Epic whiskey and kale shit on the floor for all eternity.

And this is why I wanted to have today’s little talk. I’m worried that with all the floor shitting, we’re missing the fact that there are third parties feeding us prunes and chili. And now we’ve been eating and shitting for so long we’ve started contemplating how much shit it will take before we burn down our own houses…on account of all the piles and piles of simmering shit.

What does this mean in terms of our actual political disagreements? From my point of view, feminism, and social justice in general, is trying to address the chili cooks and prune farmers. And for our part, as owners of white penises, we need to do a better job of recognizing that even though the last few decades have shat on our respective floors, other people have been dealing with more shit, of a worse quality, for centuries.

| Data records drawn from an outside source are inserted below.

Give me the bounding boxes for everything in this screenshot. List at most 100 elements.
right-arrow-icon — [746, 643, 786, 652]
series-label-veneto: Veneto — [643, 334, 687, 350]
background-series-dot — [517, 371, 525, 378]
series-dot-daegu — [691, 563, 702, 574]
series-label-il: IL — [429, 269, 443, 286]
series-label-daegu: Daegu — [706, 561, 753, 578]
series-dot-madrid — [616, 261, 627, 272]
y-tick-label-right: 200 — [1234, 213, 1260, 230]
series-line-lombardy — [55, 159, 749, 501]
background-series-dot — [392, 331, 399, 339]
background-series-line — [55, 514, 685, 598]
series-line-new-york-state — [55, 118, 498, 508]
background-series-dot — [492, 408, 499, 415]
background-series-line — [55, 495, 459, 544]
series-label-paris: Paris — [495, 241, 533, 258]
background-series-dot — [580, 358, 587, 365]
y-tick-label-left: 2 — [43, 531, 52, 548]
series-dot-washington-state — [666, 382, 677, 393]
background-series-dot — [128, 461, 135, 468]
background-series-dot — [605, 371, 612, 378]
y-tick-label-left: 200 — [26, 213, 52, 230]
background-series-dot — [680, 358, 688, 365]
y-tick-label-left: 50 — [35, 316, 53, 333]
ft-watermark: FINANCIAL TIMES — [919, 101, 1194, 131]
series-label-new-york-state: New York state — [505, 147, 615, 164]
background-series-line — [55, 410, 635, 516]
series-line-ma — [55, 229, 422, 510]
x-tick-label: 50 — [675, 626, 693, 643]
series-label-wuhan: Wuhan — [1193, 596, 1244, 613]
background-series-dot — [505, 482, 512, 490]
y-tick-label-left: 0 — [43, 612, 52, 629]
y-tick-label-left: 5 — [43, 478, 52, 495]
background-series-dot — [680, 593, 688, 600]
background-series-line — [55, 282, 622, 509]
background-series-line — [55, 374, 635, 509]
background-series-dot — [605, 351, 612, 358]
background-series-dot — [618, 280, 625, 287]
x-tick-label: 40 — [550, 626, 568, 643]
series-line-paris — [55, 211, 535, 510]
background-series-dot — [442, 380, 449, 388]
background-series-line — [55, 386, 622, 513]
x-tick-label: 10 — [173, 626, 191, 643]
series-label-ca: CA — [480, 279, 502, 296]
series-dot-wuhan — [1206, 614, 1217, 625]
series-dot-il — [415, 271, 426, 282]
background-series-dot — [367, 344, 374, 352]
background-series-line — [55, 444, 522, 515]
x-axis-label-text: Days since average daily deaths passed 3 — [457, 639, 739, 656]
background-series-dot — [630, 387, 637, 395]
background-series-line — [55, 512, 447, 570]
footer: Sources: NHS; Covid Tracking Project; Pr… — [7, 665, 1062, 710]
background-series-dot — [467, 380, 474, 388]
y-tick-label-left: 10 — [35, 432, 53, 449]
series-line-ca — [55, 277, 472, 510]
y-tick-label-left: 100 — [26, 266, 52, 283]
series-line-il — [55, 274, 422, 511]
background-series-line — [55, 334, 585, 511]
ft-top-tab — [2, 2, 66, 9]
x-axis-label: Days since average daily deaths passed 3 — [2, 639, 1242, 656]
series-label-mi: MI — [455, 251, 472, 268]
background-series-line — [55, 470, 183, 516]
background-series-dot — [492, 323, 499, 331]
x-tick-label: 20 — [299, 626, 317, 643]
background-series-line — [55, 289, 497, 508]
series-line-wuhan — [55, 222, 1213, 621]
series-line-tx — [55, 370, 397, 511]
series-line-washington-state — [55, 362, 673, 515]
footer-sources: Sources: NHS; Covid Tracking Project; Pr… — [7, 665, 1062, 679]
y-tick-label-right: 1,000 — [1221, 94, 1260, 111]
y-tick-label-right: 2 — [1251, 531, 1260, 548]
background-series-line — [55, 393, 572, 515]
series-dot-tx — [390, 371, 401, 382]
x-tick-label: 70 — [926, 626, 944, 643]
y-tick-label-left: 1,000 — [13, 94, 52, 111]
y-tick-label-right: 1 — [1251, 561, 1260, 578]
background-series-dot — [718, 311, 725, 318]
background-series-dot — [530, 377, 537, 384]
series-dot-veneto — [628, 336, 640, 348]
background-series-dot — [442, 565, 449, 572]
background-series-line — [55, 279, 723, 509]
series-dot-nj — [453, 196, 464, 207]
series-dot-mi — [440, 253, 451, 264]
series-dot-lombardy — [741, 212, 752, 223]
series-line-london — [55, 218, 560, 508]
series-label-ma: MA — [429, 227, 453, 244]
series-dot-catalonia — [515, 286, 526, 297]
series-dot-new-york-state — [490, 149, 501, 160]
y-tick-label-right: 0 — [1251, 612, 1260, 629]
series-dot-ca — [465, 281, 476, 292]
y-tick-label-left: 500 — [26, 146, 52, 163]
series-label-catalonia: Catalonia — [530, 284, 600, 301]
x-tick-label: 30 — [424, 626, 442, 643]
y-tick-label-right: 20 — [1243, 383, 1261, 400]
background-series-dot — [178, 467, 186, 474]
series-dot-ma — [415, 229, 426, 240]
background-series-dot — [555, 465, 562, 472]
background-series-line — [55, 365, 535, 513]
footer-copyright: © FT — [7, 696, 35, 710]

Nobody is saying this invalidates our experiences. However, the chili and prune contingents laugh all the way to the bank when our problems are the only ones getting talked about. It lets them keep cooking and farming at the expense of the people they’ve been shitting on for generations, and it also leads to this current climate where people who could work together end up forming ranks against each other.

The bottom line is this: if we are whipping it out every time we disagree, writing each other off as cucks and Nazis, the work that is being done, largely by women, on issues of reproductive rights, access to health care, and pay equity are going to be overshadowed. That makes all of us part of the problem. And the supreme irony is that those important fights are against the exact same social and economic forces that profit from shitting on both of us. All we need to do to hit the bare minimum of supporting those efforts, efforts that will help all of us in the long run, is to stop shitting on each other’s floors.